Yes, for the lecithin. New Barn is working with supplier partners toward an ROC pathway for the organic sunflower lecithin. That work is underway. Until it results in a verified certification, the claim stays at organic-only for that ingredient. Acacia fiber currently has no ROC-certified pathway available anywhere — the crop is sourced almost exclusively from Sudan and the surrounding Sahel, where ongoing conflict makes third-party farm auditing impossible. That is a supply chain reality, not a brand decision, and we name it rather than leave the gap unexplained.
Key Takeaways
● New Barn coconut milk contains five ingredients: filtered water, organic coconut cream, organic acacia fiber, organic sunflower lecithin, and sea salt.
● The coconut base — nearly the entire carton — is sourced with 100% ROC certification through Global Organics (License ROA-000015).
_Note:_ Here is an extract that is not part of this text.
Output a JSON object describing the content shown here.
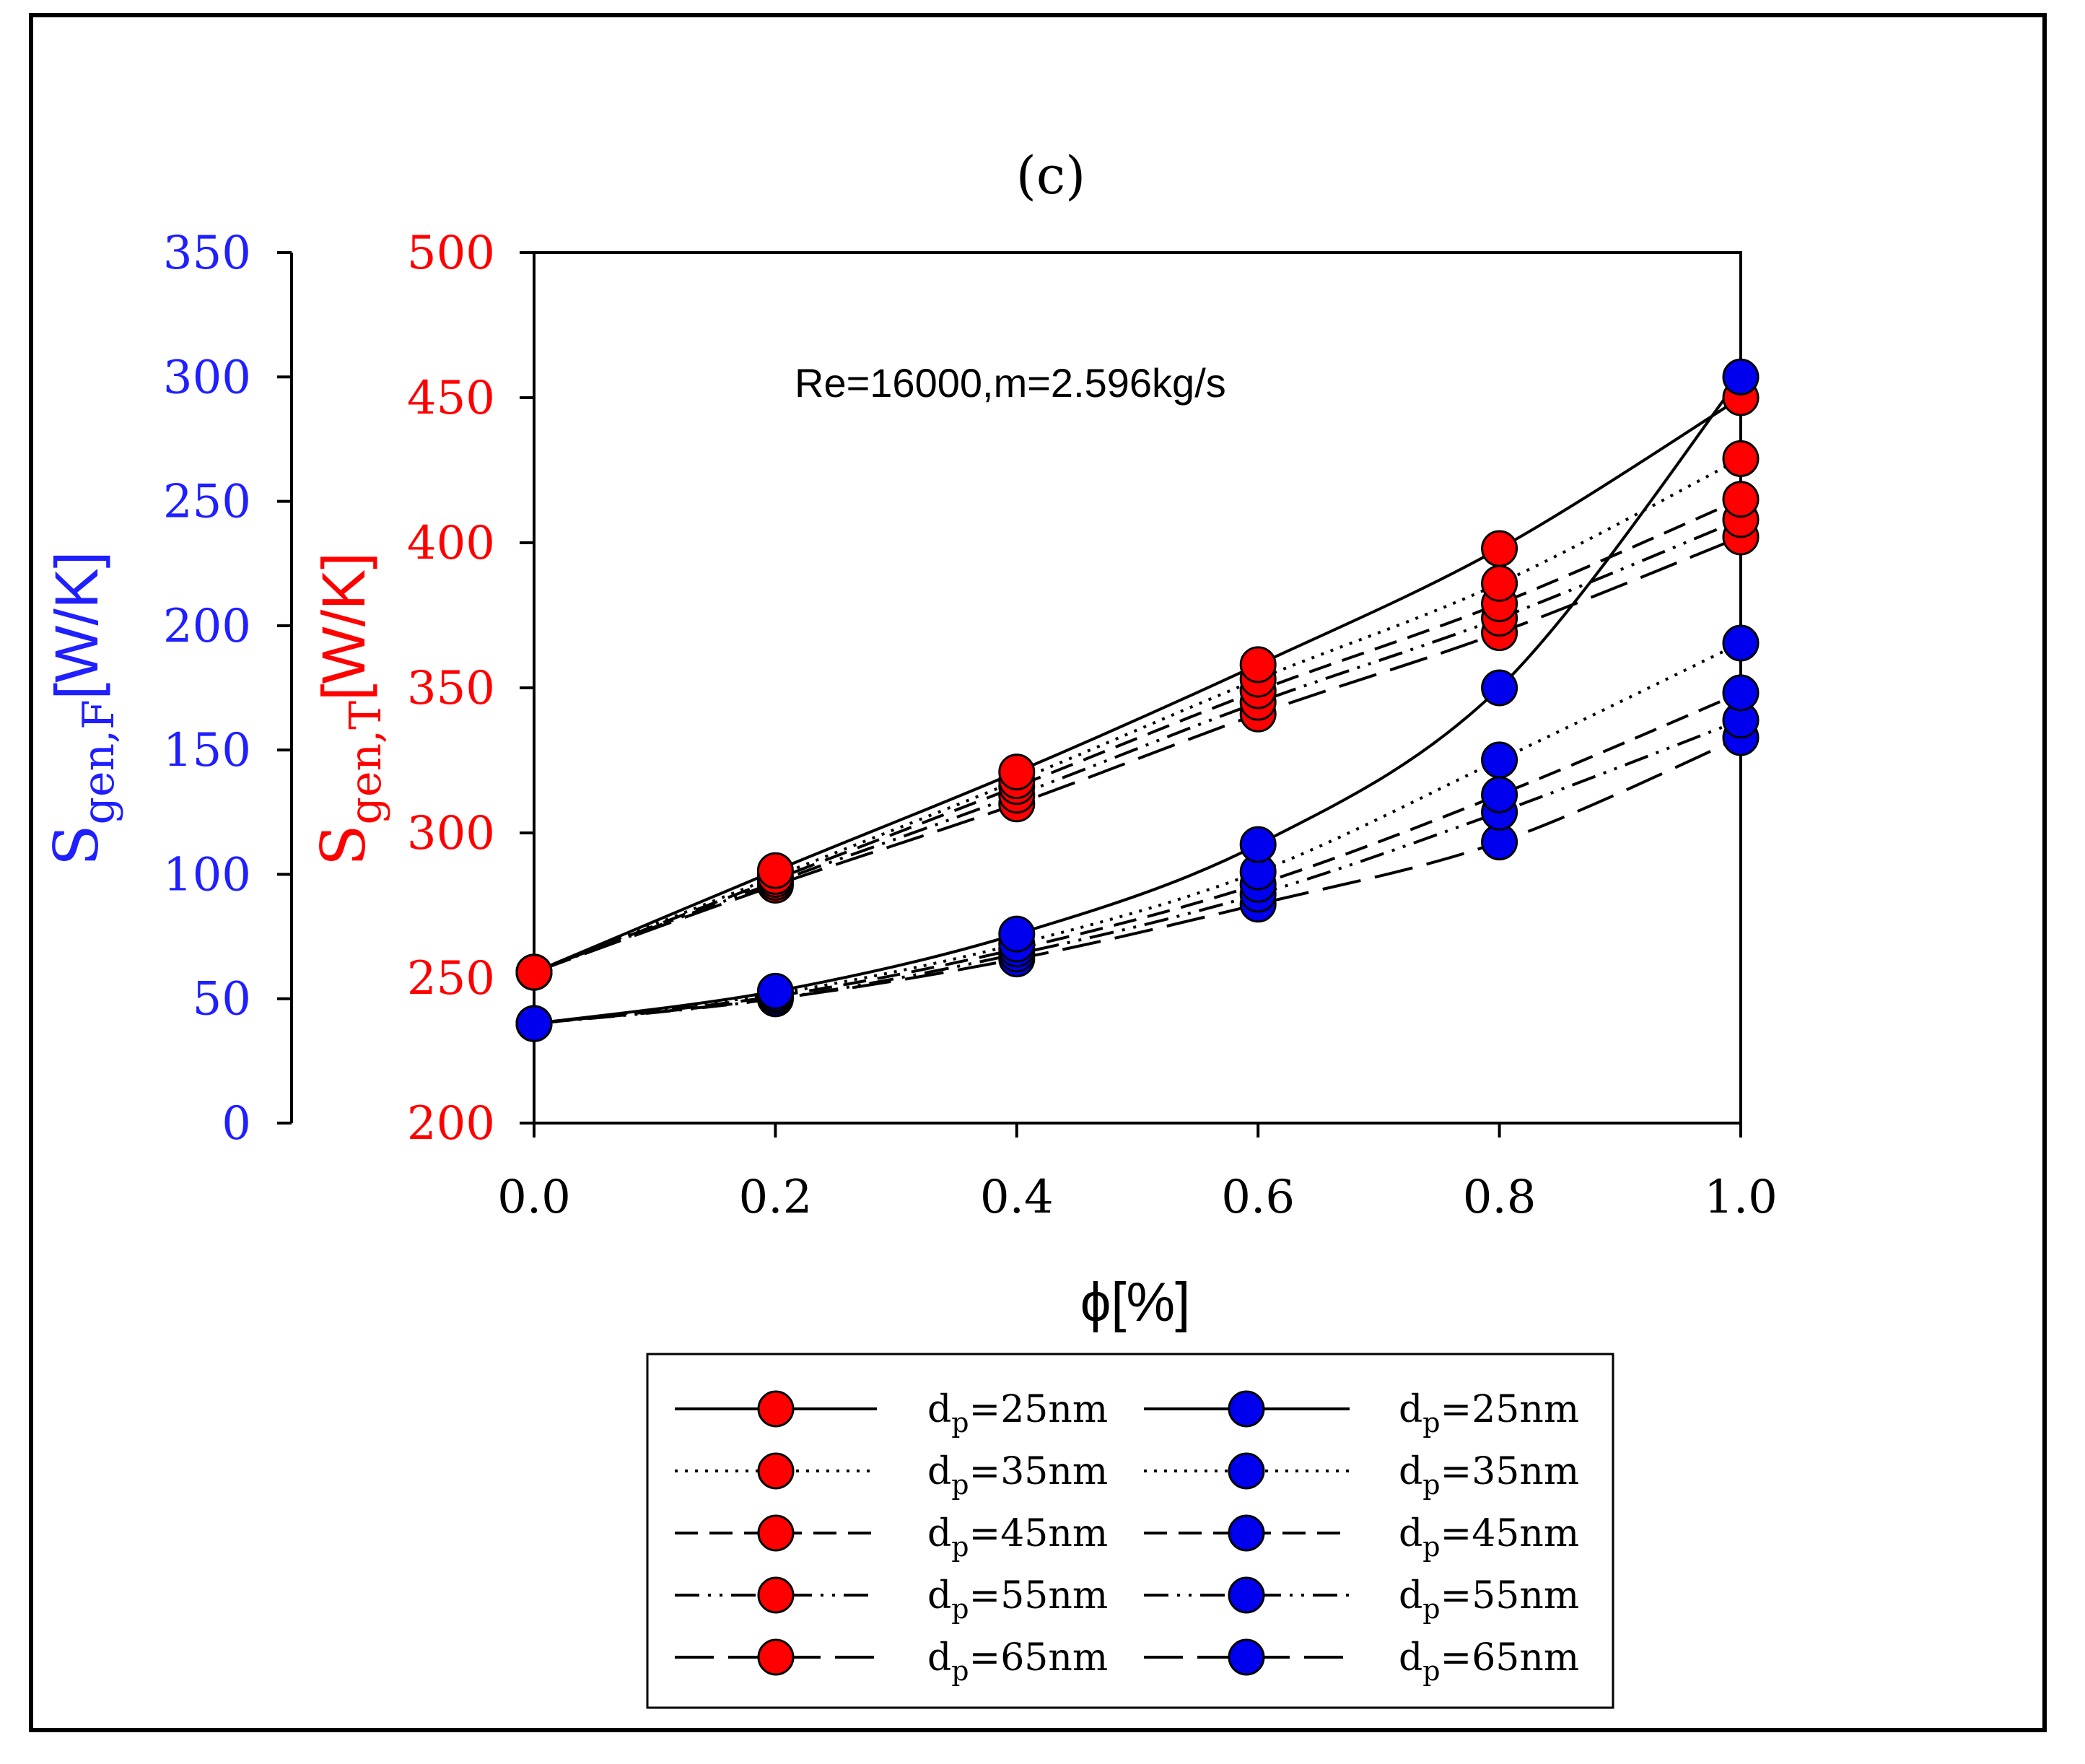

● The upstream farm operation — Renuka Agri Foods in Sri Lanka — holds ROC Bronze on Soil Health and Land Management and Farmer and Worker Fairness, audited by Control Union since December 2024. Verified soil practices include cattle manure amendment, coconut husk mulching, nitrogen-fixing cover crops on ~95% of the land, and rainwater harvesting; supplier documentation also states the farms avoid synthetic inputs. Supplier-documented farmer and worker practices include guaranteed organic-premium purchase of the full harvest, family employment, free healthcare, and village water infrastructure support. The certified land supports a mixed-crop system including coconuts, jackfruits, king coconut, and mangos, with intercropping of pineapple, pepper, and teak.
● New Barn's visibility to farm-level conditions within the Renuka grower group runs through the Control Union audit and certification documentation, not direct farm relationships — a difference we state plainly.
● Each ingredient's claim is stated separately and carries exactly its own weight.
About the Author
Chad Walker is the Sustainability Coordinator at New Barn Organics, where he leads supply chain transparency work, regenerative certification partnerships, and the company's public sustainability content program.